Das Hamburger Projektbüro Angewandte Sozialforschung:

In und mit der Hamburger Zivilgesellschaft sozialwissenschaftlich forschen

ReferentInnen:

 Kea Glaß     (Universität Hamburg)

Prof. Dr. Kai-Uwe Schnapp     (Universität Hamburg)

Datum: 14.03.2019

Employability gilt als das zentrale Leitmotiv der Bologna-Reform, welches in der Hochschulpolitik kontrovers diskutiert wird. Trotz vieler kritischer Stimmen, dass Bologna das Gegenteil des humboldtschen Bildungsideals sei1, darf nicht außer Acht gelassen werden, dass nur ein sehr geringer Teil der Hochschulabsolventinnen und -absolventen eine Wissenschaftskarriere anstreben, wohingegen die Mehrheit2 für die spätere Berufspraxis vorbereitet werden muss.
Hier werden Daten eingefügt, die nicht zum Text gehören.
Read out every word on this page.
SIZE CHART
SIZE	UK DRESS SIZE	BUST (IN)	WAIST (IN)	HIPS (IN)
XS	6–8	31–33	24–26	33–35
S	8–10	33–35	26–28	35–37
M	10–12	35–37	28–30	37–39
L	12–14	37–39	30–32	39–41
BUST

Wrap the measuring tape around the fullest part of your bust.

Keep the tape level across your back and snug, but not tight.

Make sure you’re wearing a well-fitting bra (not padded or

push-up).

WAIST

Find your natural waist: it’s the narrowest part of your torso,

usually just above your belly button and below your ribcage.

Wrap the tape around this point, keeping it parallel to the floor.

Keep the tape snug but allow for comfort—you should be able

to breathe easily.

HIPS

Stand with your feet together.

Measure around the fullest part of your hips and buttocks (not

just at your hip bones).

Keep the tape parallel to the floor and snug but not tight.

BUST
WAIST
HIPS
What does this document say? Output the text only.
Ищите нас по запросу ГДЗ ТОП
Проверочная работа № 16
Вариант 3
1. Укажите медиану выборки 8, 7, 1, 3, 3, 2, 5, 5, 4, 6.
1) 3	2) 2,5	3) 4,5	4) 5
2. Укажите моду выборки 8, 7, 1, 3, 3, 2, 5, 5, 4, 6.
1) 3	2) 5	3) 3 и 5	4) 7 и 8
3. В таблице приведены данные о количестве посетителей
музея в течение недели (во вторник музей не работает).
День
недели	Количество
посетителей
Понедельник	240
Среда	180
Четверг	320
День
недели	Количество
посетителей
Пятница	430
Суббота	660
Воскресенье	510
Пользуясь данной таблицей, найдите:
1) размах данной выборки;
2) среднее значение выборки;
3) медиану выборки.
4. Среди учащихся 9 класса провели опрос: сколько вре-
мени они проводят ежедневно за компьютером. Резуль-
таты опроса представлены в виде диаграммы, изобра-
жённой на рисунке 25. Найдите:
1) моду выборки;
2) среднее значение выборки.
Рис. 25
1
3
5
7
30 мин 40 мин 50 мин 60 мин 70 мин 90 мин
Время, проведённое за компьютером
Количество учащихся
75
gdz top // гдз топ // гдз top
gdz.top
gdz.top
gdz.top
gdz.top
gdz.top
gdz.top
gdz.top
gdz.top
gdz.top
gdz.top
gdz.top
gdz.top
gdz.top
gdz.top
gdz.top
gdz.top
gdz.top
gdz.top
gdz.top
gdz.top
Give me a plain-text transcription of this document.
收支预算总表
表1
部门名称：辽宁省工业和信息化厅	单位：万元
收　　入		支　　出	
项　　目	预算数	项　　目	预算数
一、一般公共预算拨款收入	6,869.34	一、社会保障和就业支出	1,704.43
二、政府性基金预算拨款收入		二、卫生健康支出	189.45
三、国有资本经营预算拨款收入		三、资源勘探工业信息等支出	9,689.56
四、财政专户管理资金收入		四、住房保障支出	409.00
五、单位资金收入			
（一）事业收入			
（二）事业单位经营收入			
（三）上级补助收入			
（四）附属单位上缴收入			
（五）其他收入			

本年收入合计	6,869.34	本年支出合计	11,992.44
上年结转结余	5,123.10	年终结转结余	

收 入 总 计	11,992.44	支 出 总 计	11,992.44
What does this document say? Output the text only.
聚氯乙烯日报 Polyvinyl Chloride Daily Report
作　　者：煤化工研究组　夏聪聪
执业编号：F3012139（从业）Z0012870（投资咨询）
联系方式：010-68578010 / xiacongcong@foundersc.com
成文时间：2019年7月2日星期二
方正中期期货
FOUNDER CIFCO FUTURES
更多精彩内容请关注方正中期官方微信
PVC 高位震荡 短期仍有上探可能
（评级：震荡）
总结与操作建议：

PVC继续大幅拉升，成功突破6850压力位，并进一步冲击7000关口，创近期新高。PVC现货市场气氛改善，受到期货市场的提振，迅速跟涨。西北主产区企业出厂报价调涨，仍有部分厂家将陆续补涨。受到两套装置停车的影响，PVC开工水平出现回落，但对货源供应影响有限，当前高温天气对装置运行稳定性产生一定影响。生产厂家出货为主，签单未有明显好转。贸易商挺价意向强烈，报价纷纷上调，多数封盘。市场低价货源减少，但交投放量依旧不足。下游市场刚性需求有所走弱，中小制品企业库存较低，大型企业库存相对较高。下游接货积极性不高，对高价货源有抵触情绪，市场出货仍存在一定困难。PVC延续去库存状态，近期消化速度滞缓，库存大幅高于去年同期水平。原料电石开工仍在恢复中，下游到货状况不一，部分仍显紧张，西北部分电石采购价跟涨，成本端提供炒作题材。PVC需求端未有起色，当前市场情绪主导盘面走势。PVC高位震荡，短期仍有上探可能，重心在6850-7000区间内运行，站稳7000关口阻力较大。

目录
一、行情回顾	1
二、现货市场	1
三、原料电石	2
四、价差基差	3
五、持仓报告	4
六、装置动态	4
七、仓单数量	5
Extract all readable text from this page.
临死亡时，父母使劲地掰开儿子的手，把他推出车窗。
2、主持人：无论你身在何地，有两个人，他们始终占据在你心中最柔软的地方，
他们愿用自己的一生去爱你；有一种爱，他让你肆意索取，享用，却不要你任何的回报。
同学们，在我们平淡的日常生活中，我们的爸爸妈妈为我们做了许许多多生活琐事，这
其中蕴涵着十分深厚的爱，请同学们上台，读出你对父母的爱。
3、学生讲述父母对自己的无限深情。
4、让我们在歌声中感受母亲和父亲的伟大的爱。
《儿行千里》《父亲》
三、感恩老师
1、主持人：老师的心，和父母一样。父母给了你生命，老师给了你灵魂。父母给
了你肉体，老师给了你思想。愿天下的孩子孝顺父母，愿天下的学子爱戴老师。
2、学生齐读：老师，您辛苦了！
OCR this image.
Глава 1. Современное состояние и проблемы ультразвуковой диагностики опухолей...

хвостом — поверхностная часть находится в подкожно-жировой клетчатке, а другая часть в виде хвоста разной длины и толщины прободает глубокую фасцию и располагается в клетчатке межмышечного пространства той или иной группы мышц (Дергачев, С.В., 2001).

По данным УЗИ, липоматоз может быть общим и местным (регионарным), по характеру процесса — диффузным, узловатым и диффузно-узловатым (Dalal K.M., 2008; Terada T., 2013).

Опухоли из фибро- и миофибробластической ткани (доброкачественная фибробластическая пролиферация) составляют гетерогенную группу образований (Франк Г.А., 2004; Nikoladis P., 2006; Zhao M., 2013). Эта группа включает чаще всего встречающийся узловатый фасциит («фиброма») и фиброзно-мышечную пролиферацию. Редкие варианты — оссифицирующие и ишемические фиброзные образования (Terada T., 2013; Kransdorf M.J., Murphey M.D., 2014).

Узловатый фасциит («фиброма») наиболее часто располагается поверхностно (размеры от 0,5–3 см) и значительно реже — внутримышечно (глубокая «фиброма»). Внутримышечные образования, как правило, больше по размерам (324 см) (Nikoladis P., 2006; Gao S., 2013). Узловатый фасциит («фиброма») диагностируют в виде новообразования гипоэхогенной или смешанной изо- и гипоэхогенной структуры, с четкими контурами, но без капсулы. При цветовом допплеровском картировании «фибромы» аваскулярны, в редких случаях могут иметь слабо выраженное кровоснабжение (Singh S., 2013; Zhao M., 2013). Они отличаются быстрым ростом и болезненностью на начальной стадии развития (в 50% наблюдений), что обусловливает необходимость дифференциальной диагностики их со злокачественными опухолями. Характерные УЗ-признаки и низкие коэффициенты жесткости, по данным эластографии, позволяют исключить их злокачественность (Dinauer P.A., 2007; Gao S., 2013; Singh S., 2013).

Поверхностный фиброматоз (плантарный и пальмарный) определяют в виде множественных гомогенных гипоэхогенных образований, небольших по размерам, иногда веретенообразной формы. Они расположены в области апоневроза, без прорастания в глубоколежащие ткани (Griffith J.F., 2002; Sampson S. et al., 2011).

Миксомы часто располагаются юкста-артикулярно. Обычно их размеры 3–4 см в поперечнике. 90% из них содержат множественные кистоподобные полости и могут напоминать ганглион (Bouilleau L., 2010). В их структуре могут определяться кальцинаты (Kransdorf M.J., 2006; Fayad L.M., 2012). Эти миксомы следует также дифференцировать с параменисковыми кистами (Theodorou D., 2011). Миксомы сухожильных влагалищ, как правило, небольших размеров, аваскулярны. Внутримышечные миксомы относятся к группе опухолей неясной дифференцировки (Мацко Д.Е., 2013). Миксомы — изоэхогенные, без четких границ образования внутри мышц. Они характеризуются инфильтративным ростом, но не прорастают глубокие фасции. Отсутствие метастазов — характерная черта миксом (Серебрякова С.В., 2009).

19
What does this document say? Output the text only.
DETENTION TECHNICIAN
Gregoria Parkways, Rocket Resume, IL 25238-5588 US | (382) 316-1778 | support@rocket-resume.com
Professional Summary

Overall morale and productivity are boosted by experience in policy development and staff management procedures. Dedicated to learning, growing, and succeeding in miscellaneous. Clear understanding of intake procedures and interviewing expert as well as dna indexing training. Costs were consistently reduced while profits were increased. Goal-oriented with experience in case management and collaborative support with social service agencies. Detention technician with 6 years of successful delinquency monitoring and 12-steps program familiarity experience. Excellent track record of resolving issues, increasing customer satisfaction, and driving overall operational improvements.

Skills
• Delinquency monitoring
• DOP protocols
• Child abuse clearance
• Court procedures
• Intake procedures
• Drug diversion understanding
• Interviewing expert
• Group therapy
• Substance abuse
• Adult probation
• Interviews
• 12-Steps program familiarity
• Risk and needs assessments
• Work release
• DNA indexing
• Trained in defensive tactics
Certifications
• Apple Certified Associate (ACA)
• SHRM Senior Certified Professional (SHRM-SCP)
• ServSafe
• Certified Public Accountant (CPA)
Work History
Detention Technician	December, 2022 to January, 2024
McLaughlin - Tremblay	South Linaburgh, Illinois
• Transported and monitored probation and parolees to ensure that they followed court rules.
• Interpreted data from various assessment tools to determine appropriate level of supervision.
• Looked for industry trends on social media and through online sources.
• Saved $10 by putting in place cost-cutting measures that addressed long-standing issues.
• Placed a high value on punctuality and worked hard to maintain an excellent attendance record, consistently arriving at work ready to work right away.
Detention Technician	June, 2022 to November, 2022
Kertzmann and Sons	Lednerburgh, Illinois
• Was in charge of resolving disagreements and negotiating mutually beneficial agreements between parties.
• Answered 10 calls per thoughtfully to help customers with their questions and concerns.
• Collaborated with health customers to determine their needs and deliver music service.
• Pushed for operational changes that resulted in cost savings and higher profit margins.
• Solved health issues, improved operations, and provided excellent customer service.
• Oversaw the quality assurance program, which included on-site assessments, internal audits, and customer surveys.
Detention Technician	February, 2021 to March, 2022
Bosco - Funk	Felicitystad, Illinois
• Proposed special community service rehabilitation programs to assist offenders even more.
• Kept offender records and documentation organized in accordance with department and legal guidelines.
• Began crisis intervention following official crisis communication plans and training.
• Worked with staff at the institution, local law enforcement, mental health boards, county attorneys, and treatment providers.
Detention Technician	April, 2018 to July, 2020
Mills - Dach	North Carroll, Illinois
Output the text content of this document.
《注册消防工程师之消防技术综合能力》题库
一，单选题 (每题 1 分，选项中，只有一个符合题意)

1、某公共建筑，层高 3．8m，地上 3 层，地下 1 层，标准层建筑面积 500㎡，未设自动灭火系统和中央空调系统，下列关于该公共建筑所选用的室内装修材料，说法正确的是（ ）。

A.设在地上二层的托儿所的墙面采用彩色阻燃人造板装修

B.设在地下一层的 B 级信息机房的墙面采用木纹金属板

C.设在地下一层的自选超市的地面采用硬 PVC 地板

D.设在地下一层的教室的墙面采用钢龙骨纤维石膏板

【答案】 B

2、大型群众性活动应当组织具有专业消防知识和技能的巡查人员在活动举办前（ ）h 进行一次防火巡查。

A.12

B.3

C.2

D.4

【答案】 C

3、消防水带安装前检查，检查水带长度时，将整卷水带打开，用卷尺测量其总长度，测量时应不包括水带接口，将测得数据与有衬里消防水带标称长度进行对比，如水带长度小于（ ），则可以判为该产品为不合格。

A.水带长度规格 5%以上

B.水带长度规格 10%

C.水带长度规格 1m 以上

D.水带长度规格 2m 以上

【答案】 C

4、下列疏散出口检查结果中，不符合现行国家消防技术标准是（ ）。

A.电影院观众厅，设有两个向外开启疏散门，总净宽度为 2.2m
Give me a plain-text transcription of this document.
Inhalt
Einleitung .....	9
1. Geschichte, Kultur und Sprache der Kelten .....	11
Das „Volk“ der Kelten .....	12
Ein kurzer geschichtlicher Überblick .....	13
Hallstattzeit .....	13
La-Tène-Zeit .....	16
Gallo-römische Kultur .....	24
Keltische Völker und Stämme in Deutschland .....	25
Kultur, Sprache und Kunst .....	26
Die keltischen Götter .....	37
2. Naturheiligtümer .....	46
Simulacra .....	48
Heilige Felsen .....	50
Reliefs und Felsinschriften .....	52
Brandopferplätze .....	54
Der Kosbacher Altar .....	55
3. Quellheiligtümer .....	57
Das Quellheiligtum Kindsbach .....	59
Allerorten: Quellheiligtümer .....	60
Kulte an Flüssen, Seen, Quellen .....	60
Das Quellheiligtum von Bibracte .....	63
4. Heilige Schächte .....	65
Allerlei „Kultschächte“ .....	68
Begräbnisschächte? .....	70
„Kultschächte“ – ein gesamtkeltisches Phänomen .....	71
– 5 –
Laut Ludwig sollten die Studierenden einen berufsfähigen Abschluss erhalten, der sie dazu qualifiziert professionell zu handeln.Professionelles Handeln bedeutet, das Wissen einer Fachdisziplin auf konkrete gesellschaftliche Probleme anwenden zu können, um diese zu lösen.

Um jedoch Fachinhalte adressatengerecht in die Praxis transferieren zu können, bedarf es spezieller Fähigkeiten, die Absolventinnen und Absolventen mitbringen müssen. Dazu zählen unter anderem der gezielte Einsatz von Kommunikationsstrategien, die Fähigkeit Probleme zu lösen, ein Verständnis über gesellschaftliche Strukturen und kulturelle Diversitäten, Projektmanagementerfahrungen, Team- fähigkeit und vieles mehr. Doch inwiefern kann den Studierenden professionelles Handeln im Rahmen universitärer Lehre vermittelt werden? Diverse Lehr-Lern-Konzepte, wie beispielsweiseforschungsbasiertes -, forschungsorientiertes -, forschendes - oder projektorientiertes Lernen, setzen ihren Schwerpunkt auf selbständiges und nachhaltiges Lernen. In diesem Zusammenhang können mithilfe des US-amerikanischen Forschungsansatzes Community-based Research (CBR) projektorientiert unter anderem nachhaltig berufsrelevante und persönlichkeitsstärkende Fähigkeiten vermittelt werden, um Studierende so als Professionelle zwischen Wissenschaft und Gesellschaft auszubilden.

In Community-based Research-Projekten wird anders als in der herkömmlichen universitären Forschung nicht über eine Community, sondern gemeinsam mit ihr als gleichberechtigter Partner geforscht. Am Fachbereich Sozialwissenschaften der Universität Hamburg gibt es seit dem WS18/19 ein neues Lehrformat mit dem Titel „In und mit der Hamburger Zivilgesellschaft sozialwissenschaftlich forschen“, welches vom Universitätskolleg3 gefördert wird. In einem zweisemestrigen Seminar führen derzeit Bachelor- und Master-Studierende der Soziologie und Politikwissenschaft gemeinsam mit der Hamburger Zivilgesellschaft ein Forschungsprojekt auf Augenhöhe durch und leisten somit eine wichtige Transferleistung für unsere Stadt und Gesellschaft. Ziel dieses Seminars ist es, den ForschungsansatzCommunity-based Research konsequent in allen Forschungsschritten in einem zivilgesellschaftlichen Praxisprojekt umzusetzen. Unter dem Stichwort "gut alt werden in Bergedorf" setzt sich das Seminar mit dem "Haus im Park“ (gefördert durch die Körber Stiftung) auseinander - einer Einrichtung in Hamburg- Bergedorf, die Menschen die Möglichkeit gibt, auch im fortgeschrittenen Alter ihr Leben und ihre Umgebung aktiv mitzugestalten. Die Studierenden sollen sich in Gruppen gemeinsam mit der Bevölkerung Bergedorfs und Mitgliedern des „Haus im Parks“ diesem Thema intensiv widmen, indem sie gemeinsam eine Fragestellung, ein Forschungsdesign und ein Erhebungsinstrument erarbeiten. Daraufhin folgt die gemeinsame Datenerhebung, Datenauswertung und –Interpretation sowie das Verfassen eines Forschungsberichtes. Im letzten Schritt sollen die Studierenden und die Zivilgesellschaft gemeinsam die gewonnenen Ergebnisse diskutieren, um daraus konkrete Handlungen für das „gemeinsam alt werden in Bergedorf“ ableiten zu können.